Erfahrungen aus der Praxis
Gelebte Heart-Teams in Deutschland: Teil 2
Innenansicht der Herzmedizin-- Führende Professoren aus Herzchirurgie und Kardiologie verschiedener Standorte in der Bundesrepublik beurteilen die praxisorientierte Zusammenarbeit in ihren Heart-Teams und schildern ihre Erfahrungen.
Veröffentlicht:München
Kontinuierlich austauschen
Primäre Aufgabe des Heart-Teams ist es, für jede Patientin und jeden Patienten individuell die optimale Therapie festzulegen. Dabei ist weniger das Alter, sondern eher die Summe der Komorbiditäten, sowie der Wunsch des adäquat aufgeklärten Patienten zu berücksichtigen.

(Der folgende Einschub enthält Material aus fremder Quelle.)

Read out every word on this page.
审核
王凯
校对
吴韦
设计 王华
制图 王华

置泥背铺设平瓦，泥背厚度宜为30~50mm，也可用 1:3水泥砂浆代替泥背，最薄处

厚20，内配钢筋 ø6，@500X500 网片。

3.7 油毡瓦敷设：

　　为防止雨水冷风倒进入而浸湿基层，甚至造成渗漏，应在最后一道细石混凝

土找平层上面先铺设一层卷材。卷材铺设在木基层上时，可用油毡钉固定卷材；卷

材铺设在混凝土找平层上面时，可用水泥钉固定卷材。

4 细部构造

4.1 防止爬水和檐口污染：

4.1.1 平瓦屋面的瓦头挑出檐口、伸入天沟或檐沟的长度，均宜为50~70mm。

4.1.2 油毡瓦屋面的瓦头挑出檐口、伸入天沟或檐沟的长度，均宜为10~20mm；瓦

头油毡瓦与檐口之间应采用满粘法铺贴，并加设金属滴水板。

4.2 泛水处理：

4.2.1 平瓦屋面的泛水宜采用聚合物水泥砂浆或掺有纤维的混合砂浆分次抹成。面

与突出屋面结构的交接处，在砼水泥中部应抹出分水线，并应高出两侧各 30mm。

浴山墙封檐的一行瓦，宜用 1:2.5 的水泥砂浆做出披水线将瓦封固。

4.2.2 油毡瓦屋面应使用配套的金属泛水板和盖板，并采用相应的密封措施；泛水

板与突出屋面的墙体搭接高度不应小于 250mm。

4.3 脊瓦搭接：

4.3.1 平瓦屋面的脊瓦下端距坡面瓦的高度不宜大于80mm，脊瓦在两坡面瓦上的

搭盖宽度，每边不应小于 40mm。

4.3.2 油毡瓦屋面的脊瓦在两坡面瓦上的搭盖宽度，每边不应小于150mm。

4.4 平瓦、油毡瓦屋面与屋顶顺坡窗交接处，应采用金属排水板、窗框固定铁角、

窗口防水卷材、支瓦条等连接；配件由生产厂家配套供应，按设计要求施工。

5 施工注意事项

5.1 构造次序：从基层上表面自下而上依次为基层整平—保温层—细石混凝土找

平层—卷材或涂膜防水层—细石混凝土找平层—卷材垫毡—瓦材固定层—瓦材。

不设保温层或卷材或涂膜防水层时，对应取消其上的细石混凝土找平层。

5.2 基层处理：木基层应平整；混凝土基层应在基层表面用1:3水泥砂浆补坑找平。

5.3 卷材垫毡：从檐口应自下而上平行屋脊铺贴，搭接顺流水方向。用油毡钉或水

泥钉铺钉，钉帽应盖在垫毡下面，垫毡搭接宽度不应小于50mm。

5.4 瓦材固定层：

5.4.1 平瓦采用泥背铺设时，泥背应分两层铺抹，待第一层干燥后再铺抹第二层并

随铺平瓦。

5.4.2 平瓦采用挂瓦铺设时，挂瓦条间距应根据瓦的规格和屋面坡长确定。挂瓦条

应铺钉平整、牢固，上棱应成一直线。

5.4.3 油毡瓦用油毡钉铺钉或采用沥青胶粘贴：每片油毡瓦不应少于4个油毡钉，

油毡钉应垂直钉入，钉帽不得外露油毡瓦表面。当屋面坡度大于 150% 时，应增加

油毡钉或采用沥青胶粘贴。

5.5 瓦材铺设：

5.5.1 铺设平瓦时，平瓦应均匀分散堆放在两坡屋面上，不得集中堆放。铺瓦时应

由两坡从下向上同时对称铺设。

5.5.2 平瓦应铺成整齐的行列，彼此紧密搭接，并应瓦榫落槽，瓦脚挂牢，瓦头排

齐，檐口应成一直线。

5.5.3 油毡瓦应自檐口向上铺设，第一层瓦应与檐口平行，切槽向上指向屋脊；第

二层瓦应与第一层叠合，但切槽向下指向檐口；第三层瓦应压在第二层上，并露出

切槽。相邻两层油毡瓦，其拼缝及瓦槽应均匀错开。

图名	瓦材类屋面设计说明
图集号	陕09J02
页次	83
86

Heart-Team bedeutet, im kollegialen interdisziplinären Austausch eine auf der aktuellen Evidenz basierende individuelle Therapieempfehlung festzulegen. Kernvoraussetzung für ein erfolgreiches Heart-Team ist die hohe fachliche Kompetenz im gesamten Therapiespektrum der Kardiologie, Herzchirurgie und Intensivmedizin, die differenzierte Kenntnis der für das jeweilige Krankheitsbild relevanten Studienlage und Erfahrung mit den verfügbaren innovativen Technologien. Die gemeinsame persönliche Inaugenscheinnahme und Aufklärung des Patienten sollte, gerade bei Abwägung von Therapiealternativen, Kernelement im Entscheidungsprozess sein. Außerdem ist das interdisziplinäre Komplikationsmanagement zentrale Aufgabe und Qualitätskriterium eines funktionierenden Heart-Teams. Dazu gehört auch die transparente interdisziplinäre Diskussion von unerwünschten Verläufen, beispielsweise im Rahmen von M&M-Konferenzen.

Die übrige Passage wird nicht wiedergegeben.